Growing up, my first "favorite director" was M. Night Shyamalan. Signs was one of the first "grown up" movies I saw in a theater, and it blew my mind. I loved his other earlier films, too. But his career trajectory has always made me a little uncomfortable. He started out as the One with original ideas in supernatural movies, but eventually became entrenched in baffling passion projects. Now he has completed his transformation from a creative genius to an unremarkable used-to-be.
After Earth is just that--unremarkable. I guess to me that is the biggest disappointment. It has some of the hallmarks of a Shyamalan movie, but they are thrown at us like globs of paint. Gone is the thematic finesse we used to expect. It all wraps up in a neat little formulaic package.

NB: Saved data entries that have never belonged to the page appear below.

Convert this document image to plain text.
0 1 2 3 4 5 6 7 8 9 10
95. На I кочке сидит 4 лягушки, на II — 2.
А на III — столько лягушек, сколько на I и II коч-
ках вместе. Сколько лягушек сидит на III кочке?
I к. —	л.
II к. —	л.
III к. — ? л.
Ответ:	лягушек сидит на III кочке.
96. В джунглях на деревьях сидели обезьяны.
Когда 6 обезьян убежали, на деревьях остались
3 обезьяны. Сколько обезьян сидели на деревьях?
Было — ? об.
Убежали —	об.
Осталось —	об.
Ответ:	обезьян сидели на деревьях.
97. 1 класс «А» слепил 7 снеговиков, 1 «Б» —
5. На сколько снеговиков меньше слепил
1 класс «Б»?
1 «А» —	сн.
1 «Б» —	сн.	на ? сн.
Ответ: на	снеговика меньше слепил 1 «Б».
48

The movie is about Kitai and his father Cypher (played by father-and-son Will and Jaden Smith). Cypher is a leader in post-Earth civilization, and brings Kitai along on a trip in order to do some bonding. But the two are stranded after their space ship crashes and Kitai must save them both.

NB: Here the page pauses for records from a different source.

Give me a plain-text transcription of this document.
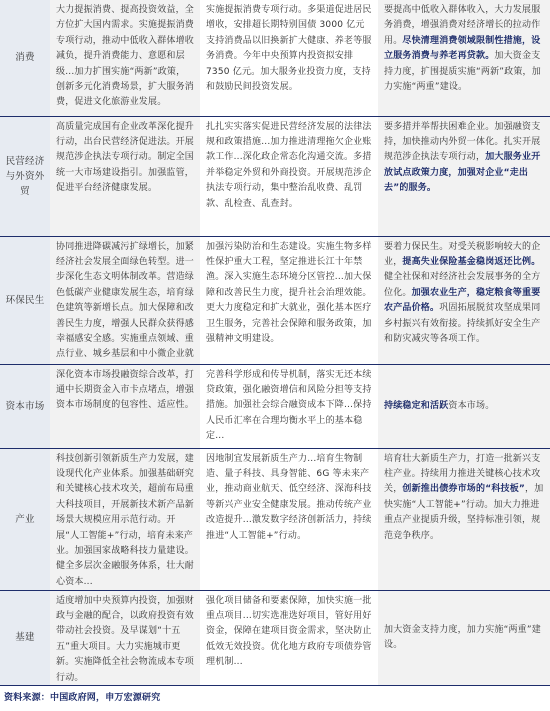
消费	大力提振消费、提高投资效益，全方位扩大国内需求。实施提振消费专项行动，推动中低收入群体增收减负，提升消费能力、意愿和层级...加力扩围实施“两新”政策，创新多元化消费场景，扩大服务消费，促进文化旅游业发展。	实施提振消费专项行动。多渠道促进居民增收，安排超长期特别国债 3000 亿元支持消费品以旧换新扩大健康、养老等服务消费。今年中央预算内投资拟安排 7350 亿元。加大服务业投资力度，支持和鼓励民间投资发展。	要提高中低收入群体收入，大力发展服务消费，增强消费对经济增长的拉动作用。尽快清理消费领域限制性措施，设立服务消费与养老再贷款。加大资金支持力度，扩围提质实施“两新”政策，加力实施“两重”建设。

民营经济与外资外贸	高质量完成国有企业改革深化提升行动，出台民营经济促进法。开展规范涉企执法专项行动。制定全国统一大市场建设指引。加强监管，促进平台经济健康发展。	扎扎实实落实促进民营经济发展的法律法规和政策措施...加力推进清理拖欠企业账款工作...深化政企常态化沟通交流。多措并举稳定外贸和外商投资。开展规范涉企执法专项行动，集中整治乱收费、乱罚款、乱检查、乱查封。	要多措并举帮扶困难企业。加强融资支持，加快推动内外贸一体化。扎实开展规范涉企执法专项行动，加大服务业开放试点政策力度，加强对企业“走出去”的服务。

环保民生	协同推进降碳减污扩绿增长，加紧经济社会发展全面绿色转型。进一步深化生态文明体制改革。营造绿色低碳产业健康发展生态，培育绿色建筑等新增长点。加大保障和改善民生力度，增强人民群众获得感幸福感安全感。实施重点领域、重点行业、城乡基层和中小微企业就	加强污染防治和生态建设。实施生物多样性保护重大工程，坚定推进长江十年禁渔。深入实施生态环境分区管控...加大保障和改善民生力度，提升社会治理效能。更大力度稳定和扩大就业，强化基本医疗卫生服务，完善社会保障和服务政策，加强精神文明建设。	要着力保民生。对受关税影响较大的企业，提高失业保险基金稳岗返还比例。健全社保和对经济社会发展事务的全方位化。加强农业生产，稳定粮食等重要农产品价格。巩固拓展脱贫攻坚成果同乡村振兴有效衔接。持续抓好安全生产和防灾减灾等各项工作。

资本市场	深化资本市场投融资综合改革，打通中长期资金入市卡点堵点，增强资本市场制度的包容性、适应性。	完善科学形成和传导机制，落实无还本续贷政策，强化融资增信和风险分担等支持措施。加强社会综合融资成本下降...保持人民币汇率在合理均衡水平上的基本稳定...	持续稳定和活跃资本市场。

产业	科技创新引领新质生产力发展，建设现代化产业体系。加强基础研究和关键核心技术攻关，超前布局重大科技项目，开展新技术新产品新场景大规模应用示范行动。开展“人工智能+”行动，培育未来产业。加强国家战略科技力量建设。健全多层次金融服务体系，壮大耐心资本...	因地制宜发展新质生产力...培育生物制造、量子科技、具身智能、6G 等未来产业，推动商业航天、低空经济、深海科技等新兴产业安全健康发展。推动传统产业改造提升...激发数字经济创新活力，持续推进“人工智能+”行动。	培育壮大新质生产力，打造一批新兴支柱产业。持续用力推进关键核心技术攻关，创新推出债券市场的“科技板”，加快实施“人工智能+”行动。加大力推进重点产业提质升级，坚持标准引领，规范竞争秩序。

基建	适度增加中央预算内投资，加强财政与金融的配合，以政府投资有效带动社会投资。及早谋划“十五五”重大项目。大力实施城市更新。实施降低全社会物流成本专项行动。	强化项目储备和要素保障，加快实施一批重点项目...切实选准选好项目，管好用好资金，保障在建项目资金需求，坚决防止低效无效投资。优化地方政府专项债券管理机制...	加大资金支持力度，加力实施“两重”建设。
资料来源：中国政府网，申万宏源研究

It is the classic story of a kid trying to prove himself to the world, and especially to his successful father. And it doesn't get any deeper than that. He has appropriately-escalating adventures as he seeks to save himself and his father, while trying to master his own fear. The movie tries to insert this thing about fear, about how it is a choice and all. This is the ham-fisted attempt at thematic complexity, and it doesn't come off well. On the surface it sounds like a perfect Shyamalan theme, but it ends up only being moving to fans of the Hallmark Channel.

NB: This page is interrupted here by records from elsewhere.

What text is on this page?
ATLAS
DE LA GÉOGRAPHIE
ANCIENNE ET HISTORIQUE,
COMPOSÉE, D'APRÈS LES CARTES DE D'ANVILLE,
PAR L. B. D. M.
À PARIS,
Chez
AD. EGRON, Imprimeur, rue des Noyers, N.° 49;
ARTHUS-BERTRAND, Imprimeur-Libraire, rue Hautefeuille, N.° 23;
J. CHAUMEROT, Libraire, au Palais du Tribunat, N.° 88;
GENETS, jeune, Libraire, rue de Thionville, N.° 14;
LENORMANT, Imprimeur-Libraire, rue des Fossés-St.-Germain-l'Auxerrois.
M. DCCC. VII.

The movie sticks to established formulas carefully. This is another disappointing thing from a filmmaker whose previous work (even some of the bad stuff) was about at least trying to avoid a formula. It feels like any movie, and notwithstanding its far-future setting doesn't distinguish itself. There is also the weird kind-of accent they speak and the unexplained use of bladed weapons instead of guns that bothered me. But those are just little things.
Overall, I don't think you should go out of your way to see After Earth. Nobody does anything special, and it completes M. Night Shyamalan's journey from visionary to unremarkable in a sad way. Tell me what you think about it, though, especially if we are on different pages.